Tostlarımızı yemeye başladık, konuşmuyorduk. Gerilim düşmüş ama üzüntüsü bitmemişti. Yaşadıklarını içselleştiremiyordu belli ki. Masum, sevimli ve keder doluydu. Sığınacağı bir dulda olmaktan öte elimden bir şey gelmiyordu.
“Meryem baban neden gezi parası vermedi sana?” Lokmasını bitirip kalan tostunu peçetenin üzerine koydu, gözlerimin içine baktı.
“Öğretmenim söyleyemedim ki, annem hasta biliyorsunuz. Abimle ben okuyoruz, masraflarımız var. Evimizde para kazanan sadece babam. Geçen akşam telefonda bir arkadaşından para isterken duydum. Eğer para bulamazsa ev kirasını ödeyemeyeceğini söyledi.”
Yediklerimi boğazıma dizen bu cümleden sonra buğulanan gözlerimi görmemesi için uzun süre bahçeyi gören pencereden uzaklara baktım anlamsızca. Sadece yutkundum durdum. Duygularımı yenince tekrar Meryem’e döndüm. Kafasını sol omzuna doğru yatırmış, sağ elinin işaret ve orta parmağını diz vermiş kırmızı kadife pantolonunun çizgileri boyunca ileri geri hareket ettiriyordu. Sessiz direnişinin sembolü kırmızı pantolonuymuş gibi sevgiyle dokunuyordu çizgilerine. Tostunun kalanına dokunmadığını fark ettim. Ortamın sessizliğini bozmak istediğim için sordum.
“Resmin bitmiş miydi?”
“Evet öğretmenim.”
“Bana anlatmak ister misin?”
“İsterim öğretmenim,” dedi. “Sırama gelir misiniz?”
Sandalyemi çekip yanına oturdum. İyice sokulup bir elini boynuma doladı. Duygulandığımı ve şefkate ihtiyacım olduğunu düşünüyor olmalıydı. Kocaman yüreğinde bana da yetecek kadar sevgi vardı. O sevgiyi benden esirgemiyordu, yaralı kalbi olan benmişim gibi. Sağ elinin işaret parmağıyla kâğıdın üzerine bastırarak anlatmaya başladı.
“Resim renksiz çünkü çok kötü bir gün. Güneşli bir gün olduğuna bakmayın. O da mutsuz, ağlıyor, çünkü kalbim kırılmış iki parça. Güneş, çocukların kalbi kırılsın istemez. Sen hiç çocukları inciten yıldız gördün mü öğretmenim?”
“Görmedim” diyorum buğulu bir ses tonuyla. Anlatmaya devam ediyor cevabını alır almaz.
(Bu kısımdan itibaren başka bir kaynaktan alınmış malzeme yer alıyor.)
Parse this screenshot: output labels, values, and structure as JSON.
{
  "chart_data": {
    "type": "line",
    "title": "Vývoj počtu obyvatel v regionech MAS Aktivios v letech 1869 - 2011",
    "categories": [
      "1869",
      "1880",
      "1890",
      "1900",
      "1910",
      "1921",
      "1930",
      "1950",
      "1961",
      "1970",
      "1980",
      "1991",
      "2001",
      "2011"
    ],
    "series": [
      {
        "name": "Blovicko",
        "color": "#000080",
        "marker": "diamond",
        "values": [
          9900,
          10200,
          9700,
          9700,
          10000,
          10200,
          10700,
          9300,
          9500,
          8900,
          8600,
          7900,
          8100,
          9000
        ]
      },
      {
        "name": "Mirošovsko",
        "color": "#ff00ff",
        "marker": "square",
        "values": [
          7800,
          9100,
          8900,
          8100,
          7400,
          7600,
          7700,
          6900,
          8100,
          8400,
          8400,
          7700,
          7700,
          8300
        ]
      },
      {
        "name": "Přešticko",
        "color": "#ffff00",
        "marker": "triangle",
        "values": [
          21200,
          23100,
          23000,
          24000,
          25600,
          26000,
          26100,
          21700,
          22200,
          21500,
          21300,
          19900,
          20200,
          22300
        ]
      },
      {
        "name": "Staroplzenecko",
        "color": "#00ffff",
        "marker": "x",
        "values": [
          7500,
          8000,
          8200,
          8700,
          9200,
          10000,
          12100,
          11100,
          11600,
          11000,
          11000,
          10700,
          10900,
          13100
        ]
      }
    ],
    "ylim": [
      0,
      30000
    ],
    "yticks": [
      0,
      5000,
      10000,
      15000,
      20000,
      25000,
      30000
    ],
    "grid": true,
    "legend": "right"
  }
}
“Bulutlar da ağlıyor, Güneş, yere düşmeden kurutuyor gözyaşlarını. Bu geziye giden otobüs öğretmenim. Çocuklar üstüne bayrak dikmişler, seviniyorlar, gidebildikleri için.”
Boynuma dokunduğu avuç içinin terlediğini hissediyorum. “Duvarın yanında yalnız kalan da benim. Hem uğurluyorum hem de ağlıyorum arkalarından. Saçlarımı da ördürmüştüm, gidemeyince açtım.”
Sonra sustu, derin bir sessizlik başladı. Bekledim bir süre anlatmaya devam etmeyince sordum.
“En alta çizdiğin yüzü anlatmadın, resme dahil etmek istemiyormuş gibi çizgiyle ayırmışsın.”
Dudaklarını kıvırıp elini boynumdan çekti.
“Ayırmadım, yerini kendisi seçmiş. Cam kenarından bana bakıp, oh çekiyor. Gördün mü gününü… nasıl da bıraktım seni tek başına, diyor içinden. Ben de onu yakınlaştırdım gerçek yüzü görünsün diye.”